The press conferences became a monthly ritual. Money poured in. Arms. Supplies of other kinds. A revolution that might have been recorded by history as the last sputtering gasp of Third World Communist insurgency was reborn as the first truly indigenous revolution of the century.
Learned articles and dissertations were penned to analyze the phenomenon of a spontaneous revolution with no political or social entity motivating it. The first postmodern revolution, the New York Times dubbed it.

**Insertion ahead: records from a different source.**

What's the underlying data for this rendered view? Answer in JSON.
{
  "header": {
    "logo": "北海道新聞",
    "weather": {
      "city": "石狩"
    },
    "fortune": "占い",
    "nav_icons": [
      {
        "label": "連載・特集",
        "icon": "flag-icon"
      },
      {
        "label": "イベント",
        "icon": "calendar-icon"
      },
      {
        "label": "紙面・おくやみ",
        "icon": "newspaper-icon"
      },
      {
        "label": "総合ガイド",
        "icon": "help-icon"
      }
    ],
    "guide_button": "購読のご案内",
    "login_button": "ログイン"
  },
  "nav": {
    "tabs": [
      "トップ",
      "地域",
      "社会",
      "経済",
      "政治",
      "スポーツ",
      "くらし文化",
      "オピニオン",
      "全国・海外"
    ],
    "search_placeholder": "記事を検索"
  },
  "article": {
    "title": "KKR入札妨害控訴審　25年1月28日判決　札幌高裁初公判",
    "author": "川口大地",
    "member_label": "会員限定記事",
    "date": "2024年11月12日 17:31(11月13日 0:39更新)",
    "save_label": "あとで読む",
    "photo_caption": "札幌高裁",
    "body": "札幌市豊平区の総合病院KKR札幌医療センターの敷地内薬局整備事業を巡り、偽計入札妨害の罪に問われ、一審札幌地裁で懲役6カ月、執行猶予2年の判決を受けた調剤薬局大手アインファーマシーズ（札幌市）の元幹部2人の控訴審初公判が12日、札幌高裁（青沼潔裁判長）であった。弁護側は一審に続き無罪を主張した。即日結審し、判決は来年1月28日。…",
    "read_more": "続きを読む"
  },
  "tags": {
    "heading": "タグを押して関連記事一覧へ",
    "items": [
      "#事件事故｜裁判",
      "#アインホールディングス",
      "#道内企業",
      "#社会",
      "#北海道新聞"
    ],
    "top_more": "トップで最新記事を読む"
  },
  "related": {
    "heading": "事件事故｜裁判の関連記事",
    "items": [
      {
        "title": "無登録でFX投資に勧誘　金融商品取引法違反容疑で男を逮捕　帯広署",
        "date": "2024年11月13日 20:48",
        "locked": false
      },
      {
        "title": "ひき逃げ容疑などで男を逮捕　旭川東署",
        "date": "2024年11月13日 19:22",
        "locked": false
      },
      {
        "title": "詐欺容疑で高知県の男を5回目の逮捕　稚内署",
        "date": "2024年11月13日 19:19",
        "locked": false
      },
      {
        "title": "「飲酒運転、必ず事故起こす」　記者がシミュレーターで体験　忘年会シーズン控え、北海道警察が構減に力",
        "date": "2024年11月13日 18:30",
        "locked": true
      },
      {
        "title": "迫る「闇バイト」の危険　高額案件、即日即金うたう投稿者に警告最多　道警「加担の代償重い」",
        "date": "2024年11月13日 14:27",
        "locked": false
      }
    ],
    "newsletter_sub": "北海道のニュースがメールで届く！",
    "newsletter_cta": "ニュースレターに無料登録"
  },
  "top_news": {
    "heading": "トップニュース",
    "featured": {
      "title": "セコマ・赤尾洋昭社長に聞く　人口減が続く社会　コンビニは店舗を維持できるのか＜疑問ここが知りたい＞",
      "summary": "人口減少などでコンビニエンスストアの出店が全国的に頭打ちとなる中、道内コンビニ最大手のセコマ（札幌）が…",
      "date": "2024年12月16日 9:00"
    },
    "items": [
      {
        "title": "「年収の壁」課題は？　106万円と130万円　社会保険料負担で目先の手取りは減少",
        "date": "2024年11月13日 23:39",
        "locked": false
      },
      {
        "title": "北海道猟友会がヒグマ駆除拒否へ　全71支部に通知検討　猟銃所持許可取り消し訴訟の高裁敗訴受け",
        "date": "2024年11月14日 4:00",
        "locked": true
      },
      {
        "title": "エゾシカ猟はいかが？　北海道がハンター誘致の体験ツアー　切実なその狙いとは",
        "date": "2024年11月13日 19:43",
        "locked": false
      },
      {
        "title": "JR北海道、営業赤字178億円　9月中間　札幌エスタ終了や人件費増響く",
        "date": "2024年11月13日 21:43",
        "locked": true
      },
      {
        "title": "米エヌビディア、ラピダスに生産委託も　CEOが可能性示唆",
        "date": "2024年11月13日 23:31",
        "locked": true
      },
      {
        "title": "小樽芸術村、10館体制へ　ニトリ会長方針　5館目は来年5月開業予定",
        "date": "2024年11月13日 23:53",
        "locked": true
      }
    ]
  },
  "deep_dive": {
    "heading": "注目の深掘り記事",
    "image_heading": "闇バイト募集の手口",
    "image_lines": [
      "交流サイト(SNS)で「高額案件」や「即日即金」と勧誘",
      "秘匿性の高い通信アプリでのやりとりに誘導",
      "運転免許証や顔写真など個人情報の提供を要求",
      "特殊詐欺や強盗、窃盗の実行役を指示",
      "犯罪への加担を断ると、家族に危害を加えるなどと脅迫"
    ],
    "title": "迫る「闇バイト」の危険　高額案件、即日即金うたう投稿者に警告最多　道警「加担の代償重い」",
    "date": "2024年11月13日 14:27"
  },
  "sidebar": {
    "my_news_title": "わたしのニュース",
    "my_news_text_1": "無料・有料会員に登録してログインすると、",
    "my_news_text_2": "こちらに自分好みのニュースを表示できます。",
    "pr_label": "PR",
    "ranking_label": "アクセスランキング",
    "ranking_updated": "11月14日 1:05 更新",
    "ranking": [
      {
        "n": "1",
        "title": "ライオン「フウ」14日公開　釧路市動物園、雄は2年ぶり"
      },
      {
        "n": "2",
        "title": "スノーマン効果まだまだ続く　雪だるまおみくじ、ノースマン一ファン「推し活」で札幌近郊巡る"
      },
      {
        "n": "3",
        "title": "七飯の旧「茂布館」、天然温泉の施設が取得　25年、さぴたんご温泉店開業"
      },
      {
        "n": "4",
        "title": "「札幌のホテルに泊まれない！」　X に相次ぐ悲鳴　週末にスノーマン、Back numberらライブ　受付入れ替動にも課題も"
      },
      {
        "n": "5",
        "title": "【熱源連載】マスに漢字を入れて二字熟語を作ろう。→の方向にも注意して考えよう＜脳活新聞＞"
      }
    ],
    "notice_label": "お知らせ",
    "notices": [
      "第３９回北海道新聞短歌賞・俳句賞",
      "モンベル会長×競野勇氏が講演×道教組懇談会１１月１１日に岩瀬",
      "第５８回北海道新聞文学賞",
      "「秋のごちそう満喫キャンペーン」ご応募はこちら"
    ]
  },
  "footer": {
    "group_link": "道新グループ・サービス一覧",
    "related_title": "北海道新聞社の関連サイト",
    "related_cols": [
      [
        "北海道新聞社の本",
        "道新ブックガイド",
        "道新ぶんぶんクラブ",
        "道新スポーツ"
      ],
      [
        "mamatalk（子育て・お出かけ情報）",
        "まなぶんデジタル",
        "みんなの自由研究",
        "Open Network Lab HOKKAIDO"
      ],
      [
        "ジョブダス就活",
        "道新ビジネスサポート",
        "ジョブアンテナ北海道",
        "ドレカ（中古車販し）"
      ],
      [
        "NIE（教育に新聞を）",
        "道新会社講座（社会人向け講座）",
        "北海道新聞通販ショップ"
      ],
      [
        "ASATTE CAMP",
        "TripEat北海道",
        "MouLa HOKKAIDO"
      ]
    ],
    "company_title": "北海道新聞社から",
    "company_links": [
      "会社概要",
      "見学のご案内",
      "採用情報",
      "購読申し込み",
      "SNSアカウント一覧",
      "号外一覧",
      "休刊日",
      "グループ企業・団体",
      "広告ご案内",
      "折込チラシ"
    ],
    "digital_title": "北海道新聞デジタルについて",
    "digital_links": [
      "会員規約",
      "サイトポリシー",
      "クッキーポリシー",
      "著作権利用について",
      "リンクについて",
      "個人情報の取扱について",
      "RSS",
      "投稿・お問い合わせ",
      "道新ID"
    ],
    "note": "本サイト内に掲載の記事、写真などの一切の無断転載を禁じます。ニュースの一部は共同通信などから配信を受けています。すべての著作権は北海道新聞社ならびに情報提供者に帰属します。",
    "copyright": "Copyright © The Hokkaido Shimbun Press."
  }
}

And no one suspected the true leader of all the Juarezistas who continued to fight and spill their blood in the sacred cause of furthering Alirio Antonio Arcila's celebrity-and incidentally forestalling the hated day he would return to the family coffee plantation and concede to his despised father that he had been right all along.
The successes came often after that. Minor skirmishes were hailed in the press as major engagements. When the old president of Mexico was chased from power, it was hailed as a Juarezista victory. When his handpicked successor was assassinated after expressing veiled pro-Juarezista sentiments, it lent legitimacy to the cause. And when a new, more liberal candidate replaced him, it was also seen as a Juarezista victory.
Every advance for the people and setback for the lawful government was viewed in the light of a handful of Maya pistoleros led by the unemployed son of a coffee grower, and although no true progress was made on the battlefield, the mere fact that Subcomandante Verapaz struggled on despite every attempt to capture or kill him added luster to the growing legend.